Activities to Explore Child Loss Grief
Take time to explore your grief in healthy ways. If it seems too overwhelming, take a break and reach out for support.
A Tangled Ball of Emotions
This handout shares information about grief and acknowledges the complex and common emotions that can be experienced when grieving. We encourage you to identify which emotions you have experienced by coloring them on the "a tangled ball of emotions" handout (originally created by H. Norman Wright). You can alternatively create your own tangled ball of grief by creating a color code that represents each emotion and drawing in each represented color to make the ball. It may also help to journal about each feeling afterwards.
The Tangled Ball of Emotions
(Sources of Strength)
This handout provides the opportunity to explore various emotions that you have felt in the past, currently, or rarely. You choose four different colors for each of the four boxes. (For example. red for "right now," blue for "recently," green for "not recently," and grey for "rarely.") Color each of the feelings based upon when you felt them using the associated chosen color. It may also help to journal about some of the feelings identified afterwards.
The Valley of Grief
This image is a depiction of the reality of grief, in which emotions are usually not experienced in a linear fashion. Print or draw the blank version of the valley. Choose a different color for each emotion and draw lines using each color that represent your "flow" of emotions while grieving.

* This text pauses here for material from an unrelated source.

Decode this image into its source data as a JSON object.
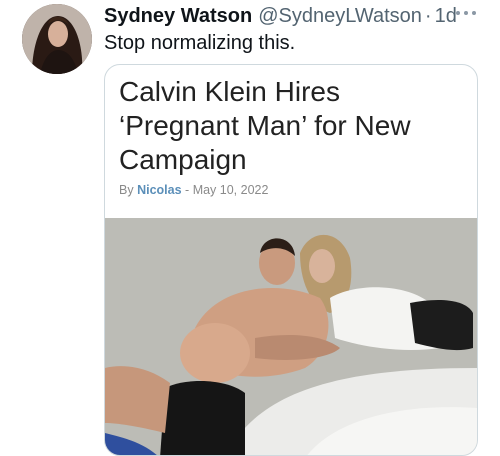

After child loss, it can become quite easy to forget to care about yourself due to feelings of sadness, anger, guilt, etc. If the idea of "pampering" seems far away, start with basic needs: take a shower, drink water, make a fruit/vegetable smoothie, change your bed sheets, watch a funny/favorite tv show or movie. As you advance in your self care, treat yourself to an Epsom salt/essential oil bath, facial, manicure/pedicure, massage, and personal training or art session.
This book provides brief meditations for each day of the year. Turn to the date that you experienced your child loss, read it, and write or draw a picture of your residual thoughts and feelings. You may also consider creating your own meditation to reflect on.
This book that helps to normalize grief by creating ingredients needed to express and safely heal. You can create your own "recipe" of things needed in your tear soup to help you with expressing grief and safely recovering. For example, recipe items might include crying, asking for help, taking a walk, throwing water balloons, etc.
Create a Memory Box
Paint a wooden box, purchase a box, or decorate a shoe box to create a memory box for your child. If you experienced pregnancy loss, consider placing the ultrasound picture and writing on slips of paper plans/hopes/dreams that you desired for your child in the box. If you experienced infant or child death, consider including possessions of your child, photos, or objects that represent your favorite memory with them.
Journal Your Grief
Although it can be challenging, "schedule" time each day, week, or month to sit with your grief. For example, schedule on your calendar grief journaling time every Friday at 6:00-6:05 pm. (The more that you practice being uncomfortable sitting with grief, the less it may catch you off guard over time. Slowly increase the amount of time from 5 minutes to 10 minutes to 15 minutes and so forth.) Despite the discomfort of emotions, set up your physical environment with things that feel comfortable. For example, you may want to cuddle up with your favorite pillow, light a calming candle, or choose to write with your favorite pen. Determine (before you begin journaling), how you will treat yourself afterwards. Plan to pick flowers or have your favorite snack waiting for you.
Write Your Story
Create a book using white paper and stapling the pages together or purchase a blank book (can be found at your local art store or on amazon). Draw or write the story of your child loss including what happened before, during, and afterwards. Create a cover page and title of the book. You can also include photographs if desired. For the ending of the story, consider drawing or writing about how you are healing, recovering, and/or who is supporting you.